Kerry’s family were able to access some supermarket slots after this point and began to receive a regular food parcel via Good Neighbours. Kerry found that was easier to ask a stranger for help as she knew a volunteer definitely meant it. Kerry thought the process of receiving a food parcel really straight forward.
Kerry came out of shielding in July after keeping an eye on the infection rates. She’d been out of the house once after 10 weeks, but found after weeks of shielding she was terrified of the world and everything in it. Kerry had previously worked in the care profession, which wouldn’t be possible again until a vaccine became available.
Kerry wanted to feel useful and raised some money for the Samaritans by climbing the St Mary’s lighthouse several times in one go. After that, she saw that VODA was looking for walking buddies and thought she’d be perfect as she’d gone through shielding herself and was low risk to others.
Kerry now has two walking buddies. Anne is not used to walking far and tends to use a wheelchair. She has poor eyesight and does not feel confident on her feet. They walk together to the end of the street and back, but are building it up each week. Anne needs to hold to Kerry’s arm, but they both wear facemasks and feel quite safe walking out in the open air.

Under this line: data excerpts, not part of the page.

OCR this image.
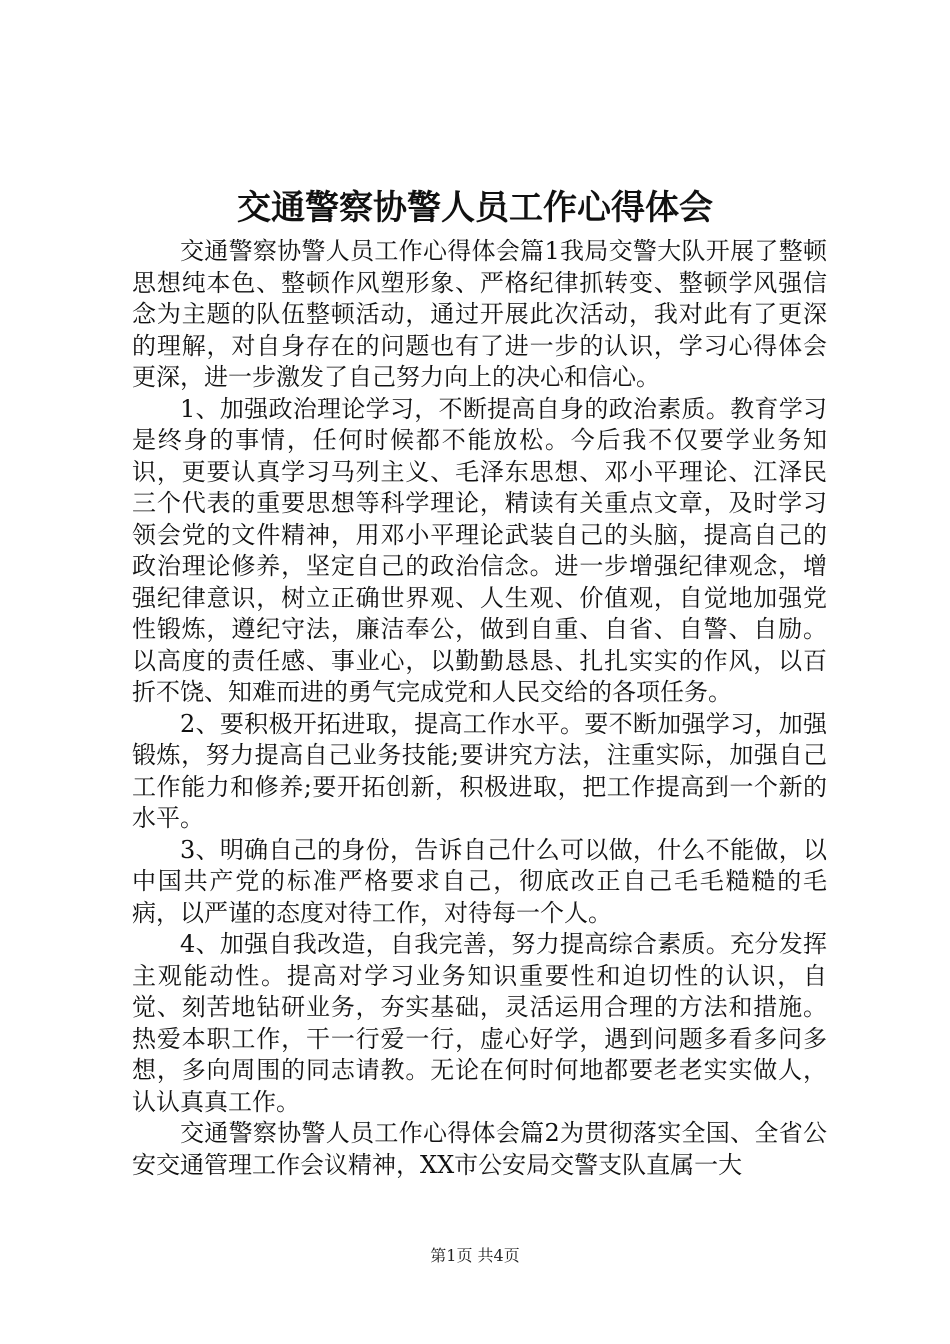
交通警察协警人员工作心得体会

交通警察协警人员工作心得体会篇1我局交警大队开展了整顿思想纯本色、整顿作风塑形象、严格纪律抓转变、整顿学风强信念为主题的队伍整顿活动，通过开展此次活动，我对此有了更深的理解，对自身存在的问题也有了进一步的认识，学习心得体会更深，进一步激发了自己努力向上的决心和信心。

1、加强政治理论学习，不断提高自身的政治素质。教育学习是终身的事情，任何时候都不能放松。今后我不仅要学业务知识，更要认真学习马列主义、毛泽东思想、邓小平理论、江泽民三个代表的重要思想等科学理论，精读有关重点文章，及时学习领会党的文件精神，用邓小平理论武装自己的头脑，提高自己的政治理论修养，坚定自己的政治信念。进一步增强纪律观念，增强纪律意识，树立正确世界观、人生观、价值观，自觉地加强党性锻炼，遵纪守法，廉洁奉公，做到自重、自省、自警、自励。以高度的责任感、事业心，以勤勤恳恳、扎扎实实的作风，以百折不饶、知难而进的勇气完成党和人民交给的各项任务。

2、要积极开拓进取，提高工作水平。要不断加强学习，加强锻炼，努力提高自己业务技能;要讲究方法，注重实际，加强自己工作能力和修养;要开拓创新，积极进取，把工作提高到一个新的水平。

3、明确自己的身份，告诉自己什么可以做，什么不能做，以中国共产党的标准严格要求自己，彻底改正自己毛毛糙糙的毛病，以严谨的态度对待工作，对待每一个人。

4、加强自我改造，自我完善，努力提高综合素质。充分发挥主观能动性。提高对学习业务知识重要性和迫切性的认识，自觉、刻苦地钻研业务，夯实基础，灵活运用合理的方法和措施。热爱本职工作，干一行爱一行，虚心好学，遇到问题多看多问多想，多向周围的同志请教。无论在何时何地都要老老实实做人，认认真真工作。

交通警察协警人员工作心得体会篇2为贯彻落实全国、全省公安交通管理工作会议精神，XX市公安局交警支队直属一大

第1页 共4页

Kerry also visits Trish once a week, who used to be an agony aunt and has some fantastic stories. Kerry appreciates all the wisdom that Trish shares and has grown extremely fond of her. Kerry sits in the garden by the backdoor and Trish sits inside at a distance, which again feels perfectly safe.
Trish is undergoing chemo and does not have long to live. She would like to capture her life experiences, but is getting very tired and asked Kerry if she knew of anyone who would do it. Kerry keenly volunteered and takes a voice recorder to their meetings in order to write up what Trish shares. She hopes to put together some bundles for Trish’s family as a result. Kerry experiences bad anxiety, but has found that Trish has rubbed off on her. Every opportunity Trish has been presented with she’s said yes, which has inspired Kerry and has had a real positive impact on her life.
Kerry’s highlight from volunteering has been meeting Trish.
“I’m so grateful that things in the universe have aligned that we’ve been brought together.”
Kerry would advise anyone to take a leaf out of Trish’s book and say ‘yes’.
“You will get far more out of it that you would ever realise.”